Seems to be fine in IE7, Opera and Chrome. If it seems broken in IE6, then I imagine the markup is right, its IE6's faulty interpretation of the markup thats at fault. Its a case of how much work do you want to put into fixing IE6 issues, it all depends how many IE6 users you expect. On my sites its still around 15% of my users. The trouble is IE6 is a broken browser, people really should upgrade to IE7 or Chrome, however good design will work around the quirks with IE6. Jen
Just been looking at the pictures, and they both seem to be taken in IE7, how did you get the second version to display in IE7? Jen
I would assume XP vs. Vista... or 64 bit vs. 32 bit.
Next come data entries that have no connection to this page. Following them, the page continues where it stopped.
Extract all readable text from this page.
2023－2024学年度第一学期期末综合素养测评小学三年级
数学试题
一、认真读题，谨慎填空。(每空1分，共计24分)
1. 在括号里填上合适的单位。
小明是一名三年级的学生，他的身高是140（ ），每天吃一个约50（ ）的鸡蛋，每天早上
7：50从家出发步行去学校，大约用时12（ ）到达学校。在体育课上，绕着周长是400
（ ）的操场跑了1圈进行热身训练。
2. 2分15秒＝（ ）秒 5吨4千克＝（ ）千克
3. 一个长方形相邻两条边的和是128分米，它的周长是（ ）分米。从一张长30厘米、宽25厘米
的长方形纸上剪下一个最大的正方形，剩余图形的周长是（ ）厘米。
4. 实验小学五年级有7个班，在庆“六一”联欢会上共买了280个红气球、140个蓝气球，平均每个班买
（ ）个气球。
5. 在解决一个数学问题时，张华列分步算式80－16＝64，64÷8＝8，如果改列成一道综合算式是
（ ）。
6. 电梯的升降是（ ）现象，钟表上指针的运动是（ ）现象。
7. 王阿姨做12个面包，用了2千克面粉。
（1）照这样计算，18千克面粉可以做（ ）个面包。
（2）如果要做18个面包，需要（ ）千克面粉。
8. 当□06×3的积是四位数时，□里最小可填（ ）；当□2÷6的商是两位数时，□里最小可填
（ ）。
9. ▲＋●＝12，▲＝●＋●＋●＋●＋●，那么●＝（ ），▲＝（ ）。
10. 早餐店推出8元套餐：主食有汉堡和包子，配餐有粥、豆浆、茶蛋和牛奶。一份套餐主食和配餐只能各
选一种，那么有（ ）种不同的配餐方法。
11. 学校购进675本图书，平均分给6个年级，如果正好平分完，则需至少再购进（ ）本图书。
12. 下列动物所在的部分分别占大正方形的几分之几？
Despite claiming to be the same rendering engine there are some differences that can be really annoying between the two... Which is why part of my testing cycle is running XP under M$ VPC with IE7 on a Vista machine. Just like Win98 IE6 and XP IE6 aren't exactly the same thing either. Could also be one copy is not updated completely. We like to think of IE6 as a single never upgraded program, when easily a third of windows updates make changes to how IE handles things - most of it security, but not all. (and even some security fixes can change rendering behavior)
If I were to take a guess, I would say this is caused by the different default element margins, etc. used by different browsers. The floating divs are too wide for your container div, so the right floating div is being popped down. I always start off by setting my own default element css settings for every project. Helps to make things cross-browser that way. ~Az
lol you got to it before me, but anyway, browsershots.org is a great service, you should always have it bookmarked.